Sébastien est morose. Prétextant des migraines à répétition, sa femme Arlette se refuse à lui, depuis plusieurs semaines. Lorsqu’elle le surprend, tentant maladroitement de lui faire boire un aphrodisiaque, elle l’accable de ses sarcasmes. Dépité, Sébastien essaie de l’apaiser, en lui rappelant ce qu’il lui doit. Peu après leur mariage, on le disait condamné : le pancréas, les poumons... Et c’est elle qui l’a ressuscité, revigoré par sa libido flamboyante. Cette reconnaissance l’agace énormément. Qu’il s’en aille pêcher ! Elle restera seule, comme d’habitude. Cependant, elle se radoucit brusquement, en lui proposant un curieux marché : sans poser de questions, il lui prête 200.000 francs contre 4 nuits d’amour fou. Interloqué, l’époux près de ses sous hésite puis cède à la tentation.
Avec cet argent, Arlette compte appâter un complice qui la débarrassera définitivement d’un mari... qui ne sait pas nager. Premier candidat : Kiki, son frère. C’est lui qui l’a poussée à épouser Sébastien, persuadé que ce moribond avait gagné 80 millions au sweepstake. Il vient de se taper un an de tôle, voudrait jouer les durs, mais n’a vraiment pas l’âme d’un tueur. On sent bien que Percier, dit "le Satyre" est tout aussi poltron et qu’il trahira son engagement. Il faut être aveugle comme Arlette pour faire confiance à ce joueur invétéré, toujours en manque d’argent. Ces deux gangsters de pacotille semblent tout droit sortis d’un film dialogué par Michel Audiard, comme "Le Cave se rebiffe" ou "Les Tontons flingueurs". Marionnettes ridicules et savoureuses, ils font loucher vers le vaudeville cette comédie gentiment féroce. Sans se soucier de la vraisemblance ni du sort du mari indestructible, on s’amuse à repérer les grains de sable qui font avorter les assassinats.
Créée en 1954, "Le Mari, la femme et la mort" a été reprise en 1974 et 1987, toujours avec succès. En la mettant en scène, Danielle Fire n’a pas voulu la "rethéâtraliser". Le clin d’oeil des trois coups annonce la couleur. On laisse la pièce "dans son jus" avec ses qualités et ses rides. Pour relancer l’action, Roussin abuse d’explications bavardes, parfois même en faisant raconter par un personnage, une scène dont le public a été témoin. Mais il offre aussi aux acteurs des échanges pétillants et des personnages hauts en couleur. Jonas Claessens souligne le côté m’as-tu vu de Kiki. Ce petit vaurien hâbleur et cupide bombe le torse, mais se dégonfle au moindre danger. Franck Dacquin arrive à le surpasser dans le tape à l’oeil. Les ronds de jambe de Percier sont irrésistibles.

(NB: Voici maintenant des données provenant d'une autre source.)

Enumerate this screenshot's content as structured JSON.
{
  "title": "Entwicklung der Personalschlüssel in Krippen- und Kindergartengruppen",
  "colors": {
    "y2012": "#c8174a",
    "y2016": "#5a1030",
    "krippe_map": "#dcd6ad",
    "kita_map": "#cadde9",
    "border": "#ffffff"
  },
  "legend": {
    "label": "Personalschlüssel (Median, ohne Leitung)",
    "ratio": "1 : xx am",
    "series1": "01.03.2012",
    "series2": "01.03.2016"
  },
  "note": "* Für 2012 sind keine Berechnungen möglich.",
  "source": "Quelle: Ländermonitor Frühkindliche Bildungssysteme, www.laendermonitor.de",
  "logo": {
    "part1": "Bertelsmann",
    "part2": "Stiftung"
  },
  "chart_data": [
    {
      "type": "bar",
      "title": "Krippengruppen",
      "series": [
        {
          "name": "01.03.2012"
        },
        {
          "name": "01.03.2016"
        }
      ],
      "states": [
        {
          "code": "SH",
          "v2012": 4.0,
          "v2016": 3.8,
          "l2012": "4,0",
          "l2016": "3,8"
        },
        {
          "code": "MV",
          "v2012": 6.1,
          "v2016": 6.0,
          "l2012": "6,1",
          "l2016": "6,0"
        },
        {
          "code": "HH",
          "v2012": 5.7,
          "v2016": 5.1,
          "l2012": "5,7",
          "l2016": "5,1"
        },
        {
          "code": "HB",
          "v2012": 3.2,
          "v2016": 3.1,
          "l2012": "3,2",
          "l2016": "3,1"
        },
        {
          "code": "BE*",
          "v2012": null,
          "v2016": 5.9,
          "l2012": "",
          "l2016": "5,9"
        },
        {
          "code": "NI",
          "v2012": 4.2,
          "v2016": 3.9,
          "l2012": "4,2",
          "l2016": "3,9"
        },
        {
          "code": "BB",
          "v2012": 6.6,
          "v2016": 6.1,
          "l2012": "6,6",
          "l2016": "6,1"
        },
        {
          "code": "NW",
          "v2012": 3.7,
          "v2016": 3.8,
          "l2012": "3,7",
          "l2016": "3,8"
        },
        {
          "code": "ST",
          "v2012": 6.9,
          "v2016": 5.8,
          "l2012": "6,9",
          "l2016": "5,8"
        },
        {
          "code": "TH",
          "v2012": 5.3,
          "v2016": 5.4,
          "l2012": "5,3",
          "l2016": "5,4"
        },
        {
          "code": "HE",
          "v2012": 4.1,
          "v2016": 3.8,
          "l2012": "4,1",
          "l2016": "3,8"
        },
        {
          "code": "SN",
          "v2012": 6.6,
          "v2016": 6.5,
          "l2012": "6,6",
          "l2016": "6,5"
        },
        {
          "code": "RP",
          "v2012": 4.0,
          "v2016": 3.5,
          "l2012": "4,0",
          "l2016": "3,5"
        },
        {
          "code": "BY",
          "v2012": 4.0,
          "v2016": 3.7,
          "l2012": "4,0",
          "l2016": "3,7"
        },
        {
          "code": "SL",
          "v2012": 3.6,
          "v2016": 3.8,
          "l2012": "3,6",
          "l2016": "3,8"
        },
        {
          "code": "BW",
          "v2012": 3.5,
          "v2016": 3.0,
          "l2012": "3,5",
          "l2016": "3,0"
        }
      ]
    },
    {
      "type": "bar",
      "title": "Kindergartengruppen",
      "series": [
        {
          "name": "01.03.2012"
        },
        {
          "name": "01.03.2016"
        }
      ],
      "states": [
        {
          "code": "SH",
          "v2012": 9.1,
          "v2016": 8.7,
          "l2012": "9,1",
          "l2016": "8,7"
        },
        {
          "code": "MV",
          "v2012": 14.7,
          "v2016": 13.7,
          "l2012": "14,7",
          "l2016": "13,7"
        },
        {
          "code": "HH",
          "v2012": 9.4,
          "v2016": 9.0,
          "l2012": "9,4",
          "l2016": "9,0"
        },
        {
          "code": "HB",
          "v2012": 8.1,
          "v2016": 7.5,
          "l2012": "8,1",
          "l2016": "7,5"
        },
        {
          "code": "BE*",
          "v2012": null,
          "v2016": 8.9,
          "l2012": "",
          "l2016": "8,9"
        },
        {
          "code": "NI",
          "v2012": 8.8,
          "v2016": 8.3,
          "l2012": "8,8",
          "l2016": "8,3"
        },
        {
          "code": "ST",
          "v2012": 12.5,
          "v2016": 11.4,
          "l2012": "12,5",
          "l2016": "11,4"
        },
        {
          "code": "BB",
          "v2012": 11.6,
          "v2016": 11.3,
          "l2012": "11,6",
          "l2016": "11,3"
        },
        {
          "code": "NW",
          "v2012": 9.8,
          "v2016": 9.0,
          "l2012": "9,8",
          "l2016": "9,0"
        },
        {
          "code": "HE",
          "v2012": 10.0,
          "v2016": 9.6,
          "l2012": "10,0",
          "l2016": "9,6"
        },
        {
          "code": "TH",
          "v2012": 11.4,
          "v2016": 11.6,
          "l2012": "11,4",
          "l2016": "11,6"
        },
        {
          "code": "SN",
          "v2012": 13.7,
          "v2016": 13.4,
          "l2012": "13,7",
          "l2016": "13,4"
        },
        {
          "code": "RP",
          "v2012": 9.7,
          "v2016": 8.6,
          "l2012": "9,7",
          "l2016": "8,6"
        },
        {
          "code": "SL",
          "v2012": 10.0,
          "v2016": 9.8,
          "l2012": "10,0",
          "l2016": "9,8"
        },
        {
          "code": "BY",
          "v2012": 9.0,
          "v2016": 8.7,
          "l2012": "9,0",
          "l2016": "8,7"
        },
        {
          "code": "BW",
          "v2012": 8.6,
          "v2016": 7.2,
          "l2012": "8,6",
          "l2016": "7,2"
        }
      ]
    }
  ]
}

Les autres comédiens adoptent un registre moins burlesque. Tout en ne la blanchissant pas, Stéphanie Moriau nuance la perfidie d’Arlette. Coquette et vénale, cette femme rêve de devenir une veuve riche. Elle pourra ainsi fonder une famille, avec un homme qu’elle aime. Egoïsme monstrueux ? Cruauté inconsciente ? La pièce n’éclaire pas ses frustrations, elle nous invite à rire de ses déconvenues. Paysan radin et bonhomme, Sébastien, incarné par Michel de Warzée, est profondément attaché à sa femme. Sentiment qui l’aveugle longtemps. Quand il ouvre enfin les yeux, son regard est glaçant. Cette histoire rocambolesque se termine dans les éclats de rire, mais laisse percer l’amertume de Roussin sur la nature humaine. A travers le changement d’image du personnage de Julie Despied, joué par Amélie Saye. D’abord voisine collante et obsédée par la menace du satyre, elle réapparaît comme une froide meurtrière, déçue par la faiblesse d’Arlette. En pantoufles et tablier, elle représente la mort qui ne fait pas de cadeau. Il est difficile d’imaginer les sentiments liant Sébastien et Arlette, au sortir de cette épreuve. Pour l’auteur, il est possible que frôlés par ce drame, ils ressentent "une sorte d’aimantation". C’est pourquoi il fait dire à son héroïne : " Peut-être arrive-t-on à tenir à quelqu’un, simplement parce qu’il est le seul à vous savoir capable de tout."